Approvati dalla Giunta regionale, su proposta dell’assessore Chiara Caucino, i criteri per avviare un progetto sperimentale che prevede il riconoscimento di un contributo economico di 1.000 euro al mese (o frazioni in caso di un periodo comunque non inferiore a 10 giorni) alle famiglie piemontesi con un figlio minore affetto da una patologia oncoematologica (leucemie e linfomi).

Il contributo potrà essere utilizzato per esigenze di tipo abitativo, di trasporto, di organizzazione familiare ed a supporto ai bisogni educativi e psicologici dei minori facenti parte del nucleo familiare stesso.

Per poterne beneficiare occorre essere in possesso dei seguenti requisiti: valutazione dei bisogni a cura del Servizio sociale del Regina Margherita di Torino in raccordo con i servizi sociali territoriali nel caso di nuclei già conosciuti; essere residenti in Piemonte; avere in famiglia un minore affetto da patologie oncoematologiche preso in carico dal Centro di riferimento della Rete di oncoematologia pediatrica di Piemonte e Valle d’Aosta, un Isee massimo di 50.000 euro. Il sostegno sarà erogato per tutta la durata del trattamento ad elevata intensità per un periodo massimo di 12 mesi e sarà riattivabile con le medesime modalità in caso di necessità.

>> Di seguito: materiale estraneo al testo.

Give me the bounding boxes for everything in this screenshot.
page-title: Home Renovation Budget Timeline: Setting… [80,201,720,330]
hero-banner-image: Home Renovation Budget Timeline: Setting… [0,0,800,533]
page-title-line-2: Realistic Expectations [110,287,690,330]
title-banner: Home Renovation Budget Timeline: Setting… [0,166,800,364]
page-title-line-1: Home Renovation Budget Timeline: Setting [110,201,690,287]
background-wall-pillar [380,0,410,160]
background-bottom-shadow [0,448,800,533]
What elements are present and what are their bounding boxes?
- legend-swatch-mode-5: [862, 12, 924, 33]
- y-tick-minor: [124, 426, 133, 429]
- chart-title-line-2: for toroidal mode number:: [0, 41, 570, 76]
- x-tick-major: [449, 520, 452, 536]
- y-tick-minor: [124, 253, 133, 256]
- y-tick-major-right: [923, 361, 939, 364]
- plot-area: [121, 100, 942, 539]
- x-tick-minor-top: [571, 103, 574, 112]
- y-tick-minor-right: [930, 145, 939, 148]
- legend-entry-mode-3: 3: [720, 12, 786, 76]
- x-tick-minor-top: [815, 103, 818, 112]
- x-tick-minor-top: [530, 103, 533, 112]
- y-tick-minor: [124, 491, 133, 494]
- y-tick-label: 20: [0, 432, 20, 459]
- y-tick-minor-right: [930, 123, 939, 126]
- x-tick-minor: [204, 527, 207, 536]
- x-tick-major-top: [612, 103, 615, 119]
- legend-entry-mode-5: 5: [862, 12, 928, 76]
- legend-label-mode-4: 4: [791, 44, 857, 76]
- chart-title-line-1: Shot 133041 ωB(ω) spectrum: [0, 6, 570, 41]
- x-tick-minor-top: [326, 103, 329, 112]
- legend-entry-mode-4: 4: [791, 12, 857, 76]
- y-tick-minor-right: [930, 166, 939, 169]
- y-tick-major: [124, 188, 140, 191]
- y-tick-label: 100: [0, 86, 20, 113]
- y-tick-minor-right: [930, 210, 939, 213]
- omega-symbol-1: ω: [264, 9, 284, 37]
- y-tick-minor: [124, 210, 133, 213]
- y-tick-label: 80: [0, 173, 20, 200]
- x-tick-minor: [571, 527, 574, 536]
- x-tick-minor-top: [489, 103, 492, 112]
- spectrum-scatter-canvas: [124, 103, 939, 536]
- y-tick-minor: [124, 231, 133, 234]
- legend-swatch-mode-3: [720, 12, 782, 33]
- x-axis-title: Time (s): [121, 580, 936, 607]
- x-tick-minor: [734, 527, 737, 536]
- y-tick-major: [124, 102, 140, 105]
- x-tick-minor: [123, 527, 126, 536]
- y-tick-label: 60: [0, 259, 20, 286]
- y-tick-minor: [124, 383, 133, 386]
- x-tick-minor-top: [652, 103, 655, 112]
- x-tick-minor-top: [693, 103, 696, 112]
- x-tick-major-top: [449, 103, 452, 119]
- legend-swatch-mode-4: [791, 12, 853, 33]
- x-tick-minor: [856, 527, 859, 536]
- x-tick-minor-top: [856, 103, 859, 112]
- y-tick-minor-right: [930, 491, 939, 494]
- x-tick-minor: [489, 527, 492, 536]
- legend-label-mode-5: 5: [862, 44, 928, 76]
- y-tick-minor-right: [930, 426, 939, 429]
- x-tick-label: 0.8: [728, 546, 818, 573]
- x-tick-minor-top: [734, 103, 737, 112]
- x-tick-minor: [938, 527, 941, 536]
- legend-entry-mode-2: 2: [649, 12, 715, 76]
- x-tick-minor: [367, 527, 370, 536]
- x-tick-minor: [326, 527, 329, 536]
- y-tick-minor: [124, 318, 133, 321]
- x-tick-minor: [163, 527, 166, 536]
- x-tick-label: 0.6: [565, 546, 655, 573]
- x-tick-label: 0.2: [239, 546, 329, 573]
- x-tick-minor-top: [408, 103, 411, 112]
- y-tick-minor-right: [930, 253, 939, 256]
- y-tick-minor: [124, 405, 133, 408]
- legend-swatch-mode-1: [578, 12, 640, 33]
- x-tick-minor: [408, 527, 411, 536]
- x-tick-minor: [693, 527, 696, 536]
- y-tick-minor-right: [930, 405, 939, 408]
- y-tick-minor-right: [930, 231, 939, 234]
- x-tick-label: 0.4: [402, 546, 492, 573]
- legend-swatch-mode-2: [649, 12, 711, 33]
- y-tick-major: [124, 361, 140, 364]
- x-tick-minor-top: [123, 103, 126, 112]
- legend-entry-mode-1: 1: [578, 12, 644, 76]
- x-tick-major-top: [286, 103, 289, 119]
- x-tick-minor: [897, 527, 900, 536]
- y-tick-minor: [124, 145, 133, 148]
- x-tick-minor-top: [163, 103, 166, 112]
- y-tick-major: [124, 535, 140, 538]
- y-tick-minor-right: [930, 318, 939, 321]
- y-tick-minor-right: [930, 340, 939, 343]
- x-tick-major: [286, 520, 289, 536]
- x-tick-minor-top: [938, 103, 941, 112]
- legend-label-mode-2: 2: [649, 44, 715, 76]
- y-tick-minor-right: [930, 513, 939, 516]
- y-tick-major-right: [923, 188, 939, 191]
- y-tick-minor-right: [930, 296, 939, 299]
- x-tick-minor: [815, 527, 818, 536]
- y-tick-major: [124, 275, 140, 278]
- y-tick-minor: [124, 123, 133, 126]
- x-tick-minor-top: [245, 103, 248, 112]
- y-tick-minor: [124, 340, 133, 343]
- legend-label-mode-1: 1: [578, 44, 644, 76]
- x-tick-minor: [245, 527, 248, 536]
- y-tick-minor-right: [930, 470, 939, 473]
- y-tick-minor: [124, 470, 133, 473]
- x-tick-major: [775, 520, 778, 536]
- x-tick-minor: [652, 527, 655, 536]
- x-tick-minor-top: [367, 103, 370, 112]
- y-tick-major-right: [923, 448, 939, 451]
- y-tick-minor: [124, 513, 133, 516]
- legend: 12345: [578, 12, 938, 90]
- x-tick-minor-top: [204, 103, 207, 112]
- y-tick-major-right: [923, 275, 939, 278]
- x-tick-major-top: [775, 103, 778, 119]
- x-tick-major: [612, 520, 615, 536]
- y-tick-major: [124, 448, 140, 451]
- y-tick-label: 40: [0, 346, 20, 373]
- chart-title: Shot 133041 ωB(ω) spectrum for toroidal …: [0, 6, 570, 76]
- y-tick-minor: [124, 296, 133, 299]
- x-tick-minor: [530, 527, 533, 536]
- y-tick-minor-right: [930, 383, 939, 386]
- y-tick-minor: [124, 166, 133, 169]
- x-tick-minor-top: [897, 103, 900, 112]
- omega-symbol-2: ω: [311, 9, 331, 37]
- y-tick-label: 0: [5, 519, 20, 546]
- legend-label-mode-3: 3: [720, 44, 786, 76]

«Questo provvedimento - commenta l’assessore Caucino - é di fondamentale importanza, perché dimostra come il Piemonte e questa Giunta non lascino solo nessuno, in particolare le famiglie in difficoltà. Come assessore ai Minori, ma soprattutto come madre, posso soltanto immaginare cosa significhi, per una famiglia, affrontare la malattia onco-ematologica del proprio figlio, l’angoscia, le paure, alle quali si aggiungono spesso le difficoltà economiche. Sono convinta che con questo sostegno la Regione faccia la sua parte accompagnando verso l’auspicata guarigione del proprio piccolo queste famiglie, alleggerendo per quanto possibile il loro inimmaginabile peso almeno dal punto di vista economico».